Il progetto ha riunito enti di controllo e consorzi di tutela, con l’obiettivo, ciascuno per le proprie specifiche competenze, “di assicurare la conformità ai disciplinari, tutelare i produttori, rafforzare la credibilità delle denominazioni e offrire ai consumatori una garanzia concreta di autenticità, trasparenza e fiducia”, si legge in una nota.

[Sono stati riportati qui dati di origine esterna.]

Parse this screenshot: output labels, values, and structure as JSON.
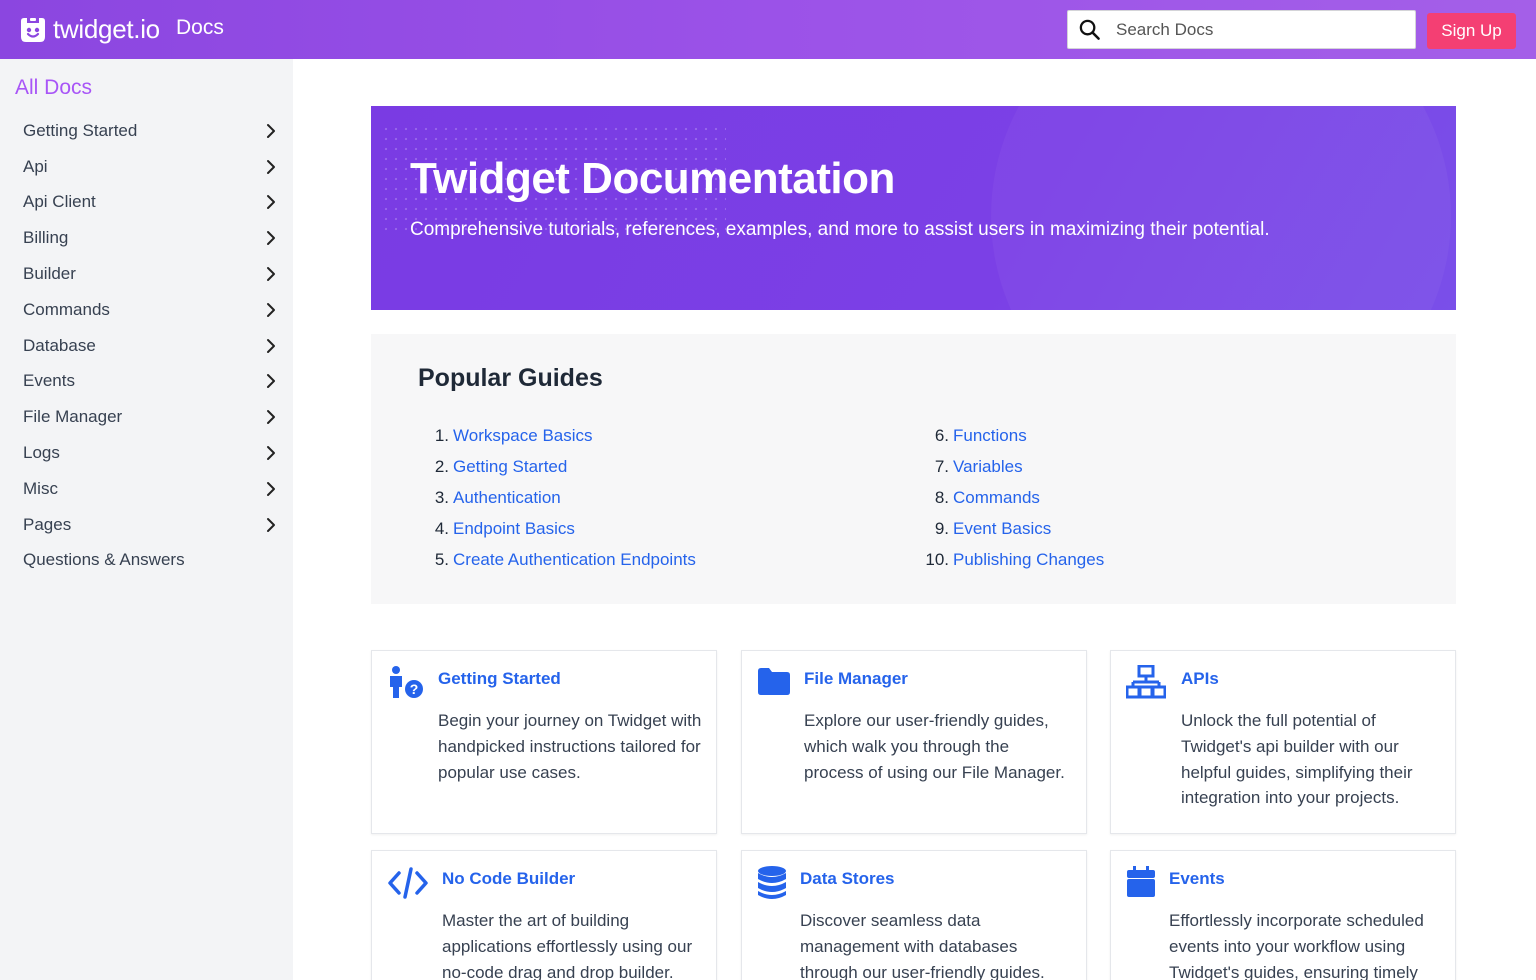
{
  "header": {
    "logo_text": "twidget.io",
    "docs_label": "Docs",
    "search_placeholder": "Search Docs",
    "signup_label": "Sign Up"
  },
  "sidebar": {
    "title": "All Docs",
    "items": [
      {
        "label": "Getting Started",
        "expandable": true
      },
      {
        "label": "Api",
        "expandable": true
      },
      {
        "label": "Api Client",
        "expandable": true
      },
      {
        "label": "Billing",
        "expandable": true
      },
      {
        "label": "Builder",
        "expandable": true
      },
      {
        "label": "Commands",
        "expandable": true
      },
      {
        "label": "Database",
        "expandable": true
      },
      {
        "label": "Events",
        "expandable": true
      },
      {
        "label": "File Manager",
        "expandable": true
      },
      {
        "label": "Logs",
        "expandable": true
      },
      {
        "label": "Misc",
        "expandable": true
      },
      {
        "label": "Pages",
        "expandable": true
      },
      {
        "label": "Questions & Answers",
        "expandable": false
      }
    ]
  },
  "hero": {
    "title": "Twidget Documentation",
    "subtitle": "Comprehensive tutorials, references, examples, and more to assist users in maximizing their potential."
  },
  "popular_guides": {
    "title": "Popular Guides",
    "items": [
      {
        "num": "1.",
        "label": "Workspace Basics"
      },
      {
        "num": "2.",
        "label": "Getting Started"
      },
      {
        "num": "3.",
        "label": "Authentication"
      },
      {
        "num": "4.",
        "label": "Endpoint Basics"
      },
      {
        "num": "5.",
        "label": "Create Authentication Endpoints"
      },
      {
        "num": "6.",
        "label": "Functions"
      },
      {
        "num": "7.",
        "label": "Variables"
      },
      {
        "num": "8.",
        "label": "Commands"
      },
      {
        "num": "9.",
        "label": "Event Basics"
      },
      {
        "num": "10.",
        "label": "Publishing Changes"
      }
    ]
  },
  "cards": [
    {
      "title": "Getting Started",
      "icon": "person-question-icon",
      "body": "Begin your journey on Twidget with handpicked instructions tailored for popular use cases."
    },
    {
      "title": "File Manager",
      "icon": "folder-icon",
      "body": "Explore our user-friendly guides, which walk you through the process of using our File Manager."
    },
    {
      "title": "APIs",
      "icon": "network-icon",
      "body": "Unlock the full potential of Twidget's api builder with our helpful guides, simplifying their integration into your projects."
    },
    {
      "title": "No Code Builder",
      "icon": "code-icon",
      "body": "Master the art of building applications effortlessly using our no-code drag and drop builder."
    },
    {
      "title": "Data Stores",
      "icon": "database-icon",
      "body": "Discover seamless data management with databases through our user-friendly guides."
    },
    {
      "title": "Events",
      "icon": "calendar-icon",
      "body": "Effortlessly incorporate scheduled events into your workflow using Twidget's guides, ensuring timely"
    }
  ],
  "colors": {
    "header_gradient": [
      "#8b46e0",
      "#a45fe8"
    ],
    "accent_purple": "#a855f7",
    "hero_purple": "#7a3be3",
    "link_blue": "#2563eb",
    "signup_pink": "#f43f73"
  }
}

Il Polo rappresenta oggi “una quota rilevantissima della produzione vinicola italiana certificata e svolge un’opera di presidio importante in un territorio che copre il 30% dell’imbottigliato nazionale”.
“Ci troviamo in un’area in cui fare sistema rappresenta una leva strategica consolidata”, ha sottolineato Giangiacomo Gallarati Scotti Bonaldi, presidente di Federdoc, la Confederazione Nazionale dei Consorzi. Qui operano denominazioni di grande rilevanza “anche in termini di volumi, come Pinot Grigio delle Venezie, Prosecco, Friuli e Friuli Grave, che insieme superano il miliardo di bottiglie. Il Polo Vitivinicolo del Triveneto rappresenta un percorso strutturato che può fungere da modello per altre aree del Paese, dove sono presenti denominazioni che, dal punto di vista produttivo e se considerate singolarmente, non raggiungono grandi numeri”.